OpenBao 2.5.x Branch Exposed: Reachable gRPC-Go Authorization Bypass (GO-2026-4762)

A critical, reachable vulnerability has been confirmed in the OpenBao project's `release/2.5.x` branch. The security flaw, identified as GO-2026-4762, is an authorization bypass in the gRPC-Go library, stemming from a missing leading slash in the `:path` header. Govulncheck analysis confirms the vulnerability is not just present in the codebase but is actively reachable through specific execution paths, meaning the exploit potential is live and present in this release line.

The vulnerability resides within the `google.golang.org/grpc` package and is fixed in version v1.79.3. Within the OpenBao repository, the reachable call paths trace directly to core operational functions: `command/agent.go:795` in the `Run` function, and `vault/request_forwarding.go:168-169` within the `Handoff` functions. These are not obscure, unused code paths but integral parts of the agent and request forwarding mechanisms, which handle sensitive authentication and data routing tasks.
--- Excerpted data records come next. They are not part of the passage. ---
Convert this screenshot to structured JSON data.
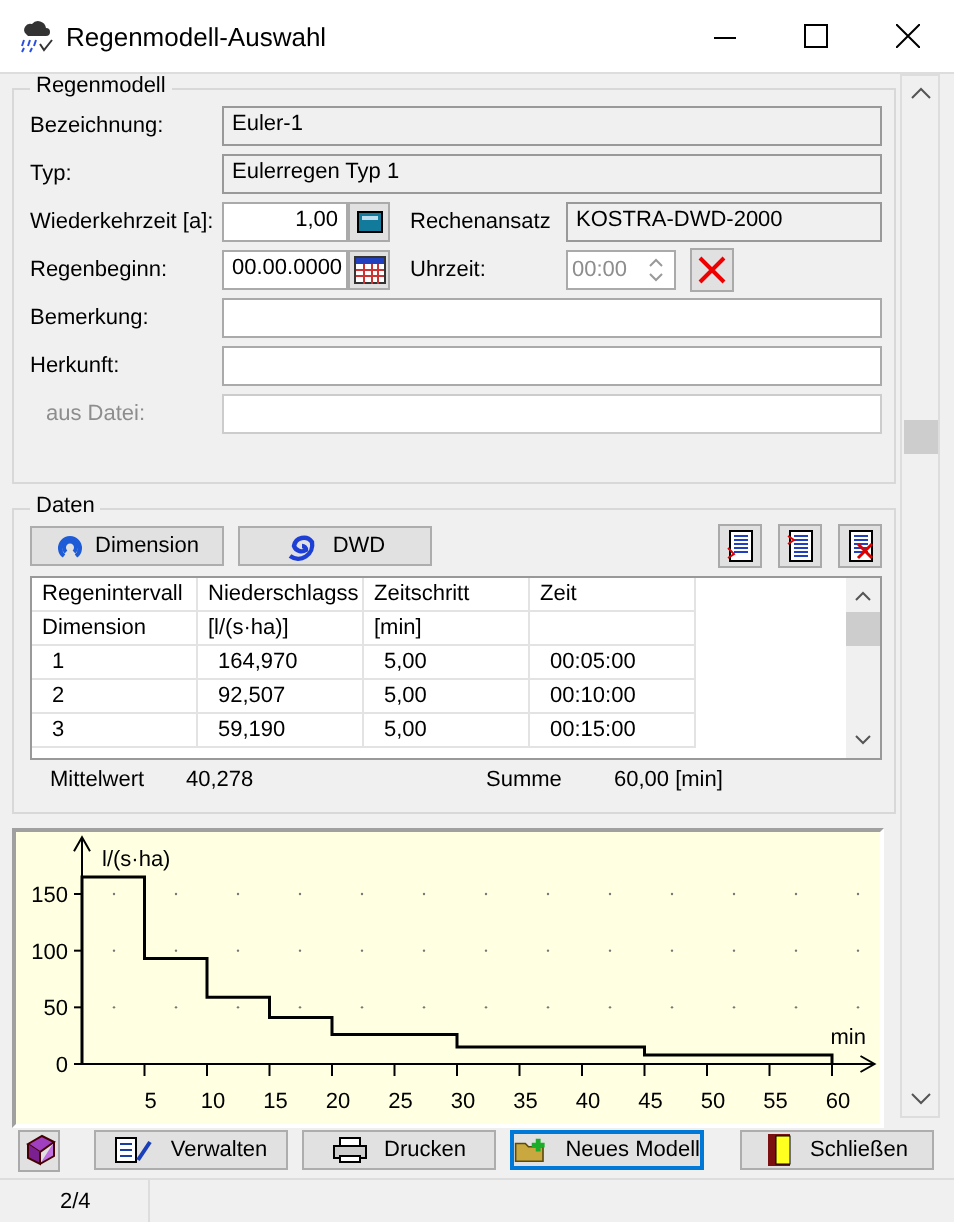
{
  "window": {
    "title": "Regenmodell-Auswahl"
  },
  "regenmodell": {
    "title": "Regenmodell",
    "bezeichnung": {
      "label": "Bezeichnung:",
      "value": "Euler-1"
    },
    "typ": {
      "label": "Typ:",
      "value": "Eulerregen Typ 1"
    },
    "wiederkehrzeit": {
      "label": "Wiederkehrzeit  [a]:",
      "value": "1,00"
    },
    "rechenansatz": {
      "label": "Rechenansatz",
      "value": "KOSTRA-DWD-2000"
    },
    "regenbeginn": {
      "label": "Regenbeginn:",
      "value": "00.00.0000"
    },
    "uhrzeit": {
      "label": "Uhrzeit:",
      "value": "00:00",
      "disabled": true
    },
    "bemerkung": {
      "label": "Bemerkung:"
    },
    "herkunft": {
      "label": "Herkunft:"
    },
    "aus_datei": {
      "label": "aus Datei:",
      "disabled": true
    }
  },
  "daten": {
    "title": "Daten",
    "buttons": [
      {
        "label": "Dimension",
        "kind": "dimension"
      },
      {
        "label": "DWD",
        "kind": "dwd"
      }
    ],
    "table": {
      "columns": [
        "Regenintervall",
        "Niederschlagss",
        "Zeitschritt",
        "Zeit"
      ],
      "units": [
        "Dimension",
        "[l/(s·ha)]",
        "[min]"
      ],
      "rows": [
        [
          "1",
          "164,970",
          "5,00",
          "00:05:00"
        ],
        [
          "2",
          "92,507",
          "5,00",
          "00:10:00"
        ],
        [
          "3",
          "59,190",
          "5,00",
          "00:15:00"
        ]
      ]
    },
    "mittelwert": {
      "label": "Mittelwert",
      "value": "40,278"
    },
    "summe": {
      "label": "Summe",
      "value": "60,00 [min]"
    }
  },
  "chart": {
    "chart_data": {
      "type": "line",
      "ylabel": "l/(s·ha)",
      "xlabel": "min",
      "x": [
        0,
        0,
        5,
        5,
        10,
        10,
        15,
        15,
        20,
        20,
        30,
        30,
        45,
        45,
        60,
        60
      ],
      "series": [
        {
          "color": "#000000",
          "values": [
            0,
            165,
            165,
            93,
            93,
            59,
            59,
            41,
            41,
            26,
            26,
            15,
            15,
            8,
            8,
            0
          ]
        }
      ],
      "xlim": [
        0,
        63.4
      ],
      "ylim": [
        0,
        200
      ],
      "xticks": [
        5,
        10,
        15,
        20,
        25,
        30,
        35,
        40,
        45,
        50,
        55,
        60
      ],
      "yticks": [
        0,
        50,
        100,
        150
      ]
    }
  },
  "buttons": [
    {
      "label": "Verwalten",
      "kind": "verwalten",
      "focused": false
    },
    {
      "label": "Drucken",
      "kind": "drucken",
      "focused": false
    },
    {
      "label": "Neues Modell",
      "kind": "neu",
      "focused": true
    },
    {
      "label": "Schließen",
      "kind": "schliessen",
      "focused": false
    }
  ],
  "status_bar": {
    "page": "2/4"
  }
}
The presence of the flaw in these locations significantly elevates the risk profile.

This finding places immediate pressure on any deployment or downstream project relying on the affected OpenBao 2.5.x branch. The authorization bypass nature of the flaw could allow unauthorized access or privilege escalation in systems where OpenBao manages secrets or access control. While a fix exists in the upstream gRPC-Go library, it must be integrated and propagated into the OpenBao release. The confirmation of reachability transforms this from a theoretical patch advisory into an active operational security warning for infrastructure and security teams.